Extend ArcGIS with SDKs and APIs

When designing the architecture of ArcGIS systems, the process usually starts with, or builds on a stable foundation of existing, commercial off the shelf (COTS) software. These components can be deployed in a variety of ways, configured to support workflows and requirements, and for many systems, these capabilities are sufficient. In many designs and systems, however, the option to customize functionality is often considered. Some projects and teams might start a design process with a clear idea of the role of software development or customization, where other design processes may highlight the need for customization through the review of requirements or later steps in the design process.

Decision criteria

The decision to add custom software development to a project has a range of implications, advantages, and considerations. It is best to think of the role of development in ArcGIS systems as a spectrum with valuable options throughout – ranging from primarily COTS-based systems which are lightly configured through popup configurations, Arcade scripts, or other techniques, through Python-enabled workflows for data movement or geoprocessing, to extensible low-code apps that support adding Arcade, CSS and HTML to the interface and ending with fully customized systems with a carefully designed frontend, custom web services and significant data and process automation. This spectrum can be broken down many ways, but one options is through three main approaches:

  • Configure COTS apps to meet your business needs. ArcGIS provides many configurable COTS apps that support basic to advanced workflows out of the box. Using these apps requires the least effort and the lowest ongoing cost, but can be limited by what configurations are supported. ArcGIS COTS Apps include Experience Builder, Story Maps, Dashboards, Field Maps or Survey 123 are all good examples of applications in this category.
  • Use low-code app builders. Esri offers a variety of app builders, including ArcGIS Experience Builder, StoryMaps, Dashboards, ArcGIS Hub, Enterprise Sites and ArcGIS Instant apps. These apps all allow for the configuration of custom HTML and CSS, along with different implementations or profiles of Arcade, and can be used to build carefully tailored, brand-aligned applications that have the look and feel of a fully customized application while retaining the option for quick changes or adjustments to functionality. Experience builder also allows for the creation of custom widgets, which can be developed and then made available for use across multiple different applications.
  • Fully customize apps using ArcGIS SDKs. Esri builds SDKs for a variety of programming environments and languages, each of which provides support for ArcGIS layers, UI interactions, secure authentication, and complex mapping functionality. Because you don’t have to code each of these specific parts yourself, you can build business-focused apps to take advantage of ArcGIS COTS capabilities, reducing the overhead for app development and maintenance. The ArcGIS Developers site provides comprehensive information on the selection of SDKs that are available along with common workflows, functionality descriptions and sample code. Esri also provides a series of app components to ease web development through standardized UI approaches. There is no single best choice along this spectrum, the decision should be based on the capacity of the team for development, the organization’s architectural philosophy towards customization, and the understanding for the long-term implications for any decisions made in this area.

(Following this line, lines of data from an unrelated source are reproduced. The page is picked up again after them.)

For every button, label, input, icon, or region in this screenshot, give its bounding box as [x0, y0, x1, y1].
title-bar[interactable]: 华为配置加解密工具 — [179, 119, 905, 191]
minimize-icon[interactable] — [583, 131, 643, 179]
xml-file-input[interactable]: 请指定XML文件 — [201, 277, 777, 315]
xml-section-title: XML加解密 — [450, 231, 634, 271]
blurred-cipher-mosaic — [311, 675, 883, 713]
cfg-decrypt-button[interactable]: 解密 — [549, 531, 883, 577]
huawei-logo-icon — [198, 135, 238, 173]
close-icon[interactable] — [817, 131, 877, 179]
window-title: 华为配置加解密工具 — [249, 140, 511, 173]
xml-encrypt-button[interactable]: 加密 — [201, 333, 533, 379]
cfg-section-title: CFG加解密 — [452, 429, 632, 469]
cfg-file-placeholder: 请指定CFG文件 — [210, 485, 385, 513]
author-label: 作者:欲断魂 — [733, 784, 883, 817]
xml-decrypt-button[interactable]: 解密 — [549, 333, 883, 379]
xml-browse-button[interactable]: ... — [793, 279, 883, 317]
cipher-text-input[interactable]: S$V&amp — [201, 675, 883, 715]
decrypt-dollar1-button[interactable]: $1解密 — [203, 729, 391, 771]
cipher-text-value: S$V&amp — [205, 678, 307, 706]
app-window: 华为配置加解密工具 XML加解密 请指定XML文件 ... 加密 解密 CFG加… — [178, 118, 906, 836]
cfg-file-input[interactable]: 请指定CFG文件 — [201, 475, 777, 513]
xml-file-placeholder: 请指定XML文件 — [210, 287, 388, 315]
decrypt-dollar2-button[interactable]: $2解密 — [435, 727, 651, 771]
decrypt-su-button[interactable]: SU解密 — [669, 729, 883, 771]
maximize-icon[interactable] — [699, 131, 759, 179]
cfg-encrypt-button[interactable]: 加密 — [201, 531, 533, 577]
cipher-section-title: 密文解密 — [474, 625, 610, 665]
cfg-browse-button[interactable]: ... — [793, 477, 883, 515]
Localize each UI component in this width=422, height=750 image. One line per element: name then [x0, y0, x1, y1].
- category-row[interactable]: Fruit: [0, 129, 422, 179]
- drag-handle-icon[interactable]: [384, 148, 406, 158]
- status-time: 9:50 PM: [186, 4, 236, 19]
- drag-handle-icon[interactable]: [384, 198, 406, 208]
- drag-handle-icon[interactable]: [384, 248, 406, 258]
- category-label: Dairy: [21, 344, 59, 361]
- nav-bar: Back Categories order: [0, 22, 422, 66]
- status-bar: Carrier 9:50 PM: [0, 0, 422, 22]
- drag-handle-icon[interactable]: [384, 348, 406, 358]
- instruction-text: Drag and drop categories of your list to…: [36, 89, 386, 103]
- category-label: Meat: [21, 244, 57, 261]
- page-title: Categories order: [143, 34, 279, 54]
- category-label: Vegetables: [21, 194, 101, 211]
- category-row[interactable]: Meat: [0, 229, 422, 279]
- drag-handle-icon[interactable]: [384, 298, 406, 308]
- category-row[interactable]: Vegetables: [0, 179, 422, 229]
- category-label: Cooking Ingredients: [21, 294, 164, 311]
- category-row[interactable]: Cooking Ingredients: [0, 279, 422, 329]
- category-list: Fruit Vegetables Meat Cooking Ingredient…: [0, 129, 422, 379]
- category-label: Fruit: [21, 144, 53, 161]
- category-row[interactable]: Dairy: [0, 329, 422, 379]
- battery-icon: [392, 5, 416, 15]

Common software development motivators and factors

With a wide spectrum of customization and software development options, it is important to also understand some of the motivations for pursuing one of these options, each of which can contribute to a different set of decision-making criteria about what customization or extension approach might be suitable.

  • Functionality and integration motivations primarily relate to lack of specific functionality in an existing app or workflow, or a need to support an integration with another system which an existing app does not exist for. Another motivator is the desire to bring multiple sets of functionality into a single unified interface.
  • Performance and scalability. If the performance of existing services, interfaces or workflows doesn’t meet your requirements, it’s possible that a customized option may introduce new options to achieve the desired level of service or bring in a shortcut to a process that saves significant time and improves user satisfaction.
  • Design. If an application needs to be branded beyond what the styling and theme offerings of existing ArcGIS apps support, a custom application may be able to achieve the specific interfaces or design goals of the organization.
  • Audience and user experience. Usability is a key success criteria for most application design efforts, and understanding the different needs that different user groups have for functionality is an important step. Guided workflows can help even experienced users find their way from opening the app to being productive as quickly as possible.
  • Organizational culture and capability. Your organization may have preferences or a tendency towards certain ways that development is used in the application design process. Leadership, project management, and technical teams may have preferences, muscle memory, or relevant experience making a decision about customization options, and may use this to inform decision making for a new opportunity. Carefully considering the capacity of the organization to take on a customization, and the maintenance of that work, as well as the not insignificant maintenance of COTS configurations, will ensure that intentional choices are made that set your application up for future success.
  • Cost. No process of building an application happens without cost, and it is important to not default to an expectation that customization has a higher cost – a fit for purpose app may have a longer and more successful lifespan than a configured application, depending on the configured application lifespan, required functionality and expected changes. Cost considerations should take into account the initial build costs but also the ongoing maintenance and any risks introduced by the decision.
  • Lifespan. Apps should not be designed to be used forever – a healthy replacement interval, where other options or approaches are considered, ensures that new application options are not ignored, and an existing app is not allowed to continue on indefinitely when a better option may exist. In some cases, updating a custom application is a simple as pulling in a new version of an SDK, but other updates may be more significant or may lead to a larger investment depending on the timing of the initial app development and the life cycle of the SDK used to build it.


Extending ArcGIS, either through customization of existing interfaces or building new applications with ArcGIS Maps SDKs, provides an excellent option for achieving some of the goals above. During the design process of an enterprise system, carefully considering the relevance of extending and customizing to the solution at hand can have a significant impact on the future delivery and cost of the system. When in doubt, consider organizational capabilities and readiness, as to whether a COTS or custom solution (or most commonly a combination of the two) may be a better fit.